Peter Ward, president of the Hotel Trades Council, said, “This is the outcome we want, if we’re going to have gambling in New York.”
“We’ve worked to create a situation where the middle class is suddenly within reach of gaming workers,” Mr. Ward added, “not a bunch of minimum-wage jobs where people have to live on the dole to survive.”
The workers at Resorts World will also now be covered by the union’s pension and health plan.
The arbitration decision comes only a week before voters are being asked to approve Gov. Andrew M. Cuomo’s plan to expand gambling in New York, with up to seven full-scale casinos (containing both electronic slot machines and table games like poker, roulette, craps and blackjack), with hotels, shops and entertainment sites. Resorts World and eight other slot parlors in the state that are connected to racetracks — and are known as racinos — have only electronic games.
Proponents have long argued that the casinos would bring economic development and tax revenues earmarked for education and property tax relief. Critics contend that gambling represents a regressive tax whose costs outweigh any benefits.
At the urging of the Hotel Trades Council, state officials required slot parlor operators to sign “labor peace agreements” that they hoped would ensure jobs with decent wages and working conditions. Mr. Cuomo’s plans for full-scale casinos include a similar requirement.
But if voters approve the casinos, there is no guarantee that casino workers upstate, where unions are weaker, would have the leverage to obtain the same pay as those at Resorts World.
Resorts World is owned by the Genting Group, a Malaysian company that operates a network of casino-resorts in Britain and Asia. It opened Resorts World in October 2011, after bidding far more — $381 million — than two other operators for the slot franchise at Aqueduct. The company spent about $420 million building the casino, which has 4,525 electronic slot machines and 475 electronic table games.
With more than 5.6 million people living within 10 miles of Resorts World, the slot parlor has been crowded night after night.
Resorts World boasts that the giant slot parlor attracts 35,000 visitors a day and more than 12 million a year. It posted revenues of $696.5 million in the year ended in March, 38 percent of the $1.8 billion in combined revenues for all nine racinos in the state.
The electronic slot machines at Resorts World averaged $432 a day last month, far more than slot machines in Las Vegas, Atlantic City or Connecticut.
After most workers signed union membership cards from the Hotel Trades Council, the union and Genting began negotiating a labor contract.
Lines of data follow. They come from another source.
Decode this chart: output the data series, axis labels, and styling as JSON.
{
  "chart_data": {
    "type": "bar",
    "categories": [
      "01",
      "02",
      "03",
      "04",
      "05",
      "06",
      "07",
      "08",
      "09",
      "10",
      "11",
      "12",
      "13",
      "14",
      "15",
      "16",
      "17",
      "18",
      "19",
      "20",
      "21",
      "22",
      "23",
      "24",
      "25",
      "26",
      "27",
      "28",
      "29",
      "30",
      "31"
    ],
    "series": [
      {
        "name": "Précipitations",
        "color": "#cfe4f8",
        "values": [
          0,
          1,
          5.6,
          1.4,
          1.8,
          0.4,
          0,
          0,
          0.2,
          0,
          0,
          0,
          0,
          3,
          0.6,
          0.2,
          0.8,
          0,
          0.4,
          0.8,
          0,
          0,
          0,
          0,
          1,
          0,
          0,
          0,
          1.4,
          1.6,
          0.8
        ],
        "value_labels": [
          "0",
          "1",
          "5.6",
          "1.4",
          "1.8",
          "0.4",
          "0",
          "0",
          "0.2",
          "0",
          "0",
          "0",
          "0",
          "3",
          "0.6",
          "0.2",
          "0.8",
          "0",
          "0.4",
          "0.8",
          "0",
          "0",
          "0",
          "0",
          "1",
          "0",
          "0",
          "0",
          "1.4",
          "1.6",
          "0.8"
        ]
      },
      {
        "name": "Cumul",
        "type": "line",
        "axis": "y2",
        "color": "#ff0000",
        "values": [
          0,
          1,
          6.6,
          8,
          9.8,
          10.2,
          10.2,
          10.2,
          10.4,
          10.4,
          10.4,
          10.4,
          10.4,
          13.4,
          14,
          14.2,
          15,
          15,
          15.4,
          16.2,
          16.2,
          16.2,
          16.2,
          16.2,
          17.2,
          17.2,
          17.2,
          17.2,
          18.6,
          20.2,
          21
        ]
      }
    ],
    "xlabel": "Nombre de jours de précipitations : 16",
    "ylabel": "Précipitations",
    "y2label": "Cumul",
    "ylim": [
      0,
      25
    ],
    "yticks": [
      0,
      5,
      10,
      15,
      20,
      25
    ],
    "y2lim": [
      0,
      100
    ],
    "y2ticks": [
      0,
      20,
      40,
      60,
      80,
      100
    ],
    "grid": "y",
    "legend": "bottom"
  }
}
The two sides reached an impasse on economic issues a year ago, so the union invoked the arbitration clause under its agreement with Genting. In making his decision, the arbitrator selected by both sides, Elliott D. Shriftman, considered the success of the business, the paycheck necessary for full-time workers to sustain themselves, their spouses and their children without government assistance, and the company’s ability to pay.
Rather than open its books, Genting conceded that it could pay higher wages.
“We respect and will implement the arbitrator’s award as required and will continue tofocus our efforts on improving our facility,” Kerri Lyon, a spokeswoman for Resorts World New York City, said in a statement released on Sunday.
“This will restore a path into the middle class for workers in that community that has been eroded over the last several years, given the broader changes in the city economy,” said James A. Parrott, chief economist for the Fiscal Policy Institute, a liberal research group. “You can see a big drop-off in African-American and Latinos working in city government.”